Para a diretora do Sinserm Idelma Corral, a medida adotada pelo prefeito Tuga Angerami é apenas mais uma “solução paliativa”, que não deverá surtir o efeito desejado pela administração. Segundo Idelma, o reajuste deveria ser sobre o salário base dos profissionais. “Todos os servidores, não só os da área de saúde estão com os salários muito aquém do ideal. A medida de aumentar os adicionais de alguns funcionários não vai resolver. O reajuste deve ser no próprio salário”, afirmou a sindicalista.
Idelma lembrou que os servidores ainda estão em plena campanha salarial, já que ficou para o mês que vem a avaliação das contas da Prefeitura, visando melhorar o reajuste de 5,03% concedido em março. De acordo com ela, os demais servidores vão brigar para conseguir algo a mais da administração.

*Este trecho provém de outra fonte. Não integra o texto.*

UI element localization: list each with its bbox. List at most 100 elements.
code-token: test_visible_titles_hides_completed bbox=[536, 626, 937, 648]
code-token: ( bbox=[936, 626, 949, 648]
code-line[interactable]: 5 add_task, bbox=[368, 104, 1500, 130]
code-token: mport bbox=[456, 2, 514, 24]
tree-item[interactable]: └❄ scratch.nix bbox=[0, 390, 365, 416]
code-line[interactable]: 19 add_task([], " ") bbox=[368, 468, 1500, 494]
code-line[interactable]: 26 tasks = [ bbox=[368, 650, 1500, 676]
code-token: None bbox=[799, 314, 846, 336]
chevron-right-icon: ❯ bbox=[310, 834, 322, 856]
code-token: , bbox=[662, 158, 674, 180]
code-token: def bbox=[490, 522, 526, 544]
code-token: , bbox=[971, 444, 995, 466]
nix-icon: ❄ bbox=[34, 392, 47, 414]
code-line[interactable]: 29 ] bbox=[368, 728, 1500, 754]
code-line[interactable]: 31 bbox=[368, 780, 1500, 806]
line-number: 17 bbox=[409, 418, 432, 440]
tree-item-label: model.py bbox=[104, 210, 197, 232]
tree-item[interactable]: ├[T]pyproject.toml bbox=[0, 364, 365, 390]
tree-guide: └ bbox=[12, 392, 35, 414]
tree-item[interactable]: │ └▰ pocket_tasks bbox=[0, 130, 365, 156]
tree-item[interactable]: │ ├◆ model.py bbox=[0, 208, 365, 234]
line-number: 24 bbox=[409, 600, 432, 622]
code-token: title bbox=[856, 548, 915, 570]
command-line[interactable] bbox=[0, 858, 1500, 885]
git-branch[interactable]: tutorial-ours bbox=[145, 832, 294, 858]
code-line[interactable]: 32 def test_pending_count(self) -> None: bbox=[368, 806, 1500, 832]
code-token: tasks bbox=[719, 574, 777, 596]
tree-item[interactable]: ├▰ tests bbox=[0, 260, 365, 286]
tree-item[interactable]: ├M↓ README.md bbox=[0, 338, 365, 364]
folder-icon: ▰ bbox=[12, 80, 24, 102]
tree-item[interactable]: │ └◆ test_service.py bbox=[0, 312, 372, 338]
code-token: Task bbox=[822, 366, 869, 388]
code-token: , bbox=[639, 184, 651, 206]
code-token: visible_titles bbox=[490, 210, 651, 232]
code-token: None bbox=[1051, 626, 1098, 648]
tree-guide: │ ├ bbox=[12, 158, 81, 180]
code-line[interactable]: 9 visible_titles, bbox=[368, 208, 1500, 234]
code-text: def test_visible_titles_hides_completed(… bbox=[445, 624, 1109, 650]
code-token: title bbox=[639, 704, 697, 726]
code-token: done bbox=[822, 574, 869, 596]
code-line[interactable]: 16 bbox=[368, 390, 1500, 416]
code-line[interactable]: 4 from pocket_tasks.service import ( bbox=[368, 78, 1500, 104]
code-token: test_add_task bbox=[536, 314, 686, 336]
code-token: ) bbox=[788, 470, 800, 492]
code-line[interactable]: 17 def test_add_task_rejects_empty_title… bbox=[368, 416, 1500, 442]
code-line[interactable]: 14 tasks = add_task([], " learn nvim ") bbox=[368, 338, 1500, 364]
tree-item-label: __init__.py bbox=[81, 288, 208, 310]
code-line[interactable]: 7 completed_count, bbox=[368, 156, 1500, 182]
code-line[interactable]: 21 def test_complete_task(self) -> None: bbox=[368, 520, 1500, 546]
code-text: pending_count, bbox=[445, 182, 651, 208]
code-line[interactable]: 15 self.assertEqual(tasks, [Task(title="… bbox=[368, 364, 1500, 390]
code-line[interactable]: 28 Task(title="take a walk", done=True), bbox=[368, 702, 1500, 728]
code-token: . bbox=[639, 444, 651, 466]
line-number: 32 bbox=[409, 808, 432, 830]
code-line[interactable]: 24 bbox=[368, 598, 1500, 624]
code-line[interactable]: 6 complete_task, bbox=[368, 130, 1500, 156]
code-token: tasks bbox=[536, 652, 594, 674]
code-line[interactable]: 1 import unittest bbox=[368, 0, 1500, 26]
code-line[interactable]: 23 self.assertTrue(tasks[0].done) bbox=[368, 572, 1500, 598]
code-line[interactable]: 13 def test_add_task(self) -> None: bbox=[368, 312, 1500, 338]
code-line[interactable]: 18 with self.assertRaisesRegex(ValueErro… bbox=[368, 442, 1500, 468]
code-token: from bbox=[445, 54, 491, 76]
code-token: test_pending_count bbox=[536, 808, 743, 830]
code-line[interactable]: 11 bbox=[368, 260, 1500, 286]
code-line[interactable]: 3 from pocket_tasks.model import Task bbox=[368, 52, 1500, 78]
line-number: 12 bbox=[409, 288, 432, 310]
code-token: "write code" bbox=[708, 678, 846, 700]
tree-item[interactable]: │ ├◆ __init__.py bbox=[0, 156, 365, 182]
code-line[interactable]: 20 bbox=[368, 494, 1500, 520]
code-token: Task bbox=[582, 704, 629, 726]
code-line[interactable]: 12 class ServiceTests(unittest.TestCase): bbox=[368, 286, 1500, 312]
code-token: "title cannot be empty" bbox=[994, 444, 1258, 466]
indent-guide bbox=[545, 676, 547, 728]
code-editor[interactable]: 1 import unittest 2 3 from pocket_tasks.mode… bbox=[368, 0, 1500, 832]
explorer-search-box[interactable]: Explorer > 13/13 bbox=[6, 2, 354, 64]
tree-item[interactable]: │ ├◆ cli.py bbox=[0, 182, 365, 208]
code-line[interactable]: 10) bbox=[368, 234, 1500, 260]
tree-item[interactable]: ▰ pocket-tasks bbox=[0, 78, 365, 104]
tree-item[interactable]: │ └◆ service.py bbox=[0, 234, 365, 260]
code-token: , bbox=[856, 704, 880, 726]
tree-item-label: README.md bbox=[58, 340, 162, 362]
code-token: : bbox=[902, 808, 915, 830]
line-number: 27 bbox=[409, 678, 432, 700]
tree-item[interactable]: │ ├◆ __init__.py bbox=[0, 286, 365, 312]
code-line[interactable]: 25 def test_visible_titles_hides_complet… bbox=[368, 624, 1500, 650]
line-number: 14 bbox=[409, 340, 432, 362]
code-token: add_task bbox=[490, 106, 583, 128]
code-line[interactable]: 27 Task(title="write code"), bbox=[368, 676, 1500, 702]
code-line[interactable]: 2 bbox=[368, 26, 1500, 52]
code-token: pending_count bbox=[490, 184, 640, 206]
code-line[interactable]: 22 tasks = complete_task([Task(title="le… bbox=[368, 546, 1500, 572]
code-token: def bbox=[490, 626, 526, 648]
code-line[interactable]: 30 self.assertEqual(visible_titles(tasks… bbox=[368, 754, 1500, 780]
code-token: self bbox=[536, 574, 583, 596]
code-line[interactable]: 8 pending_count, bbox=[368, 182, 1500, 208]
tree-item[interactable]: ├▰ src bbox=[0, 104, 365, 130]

Além de questionar a funcionalidade do aumento nos adicionais, Idelma destacou que o maior problema da Saúde em Bauru está na concentração do atendimento no Pronto Socorro (PS) Central. “O prefeito fechou os pronto socorros nos bairros e centralizou tudo no OS Central. Resolveria se essas unidades fossem reabertas, para que o atendimento não se concentrasse em apenas um local”, salientou.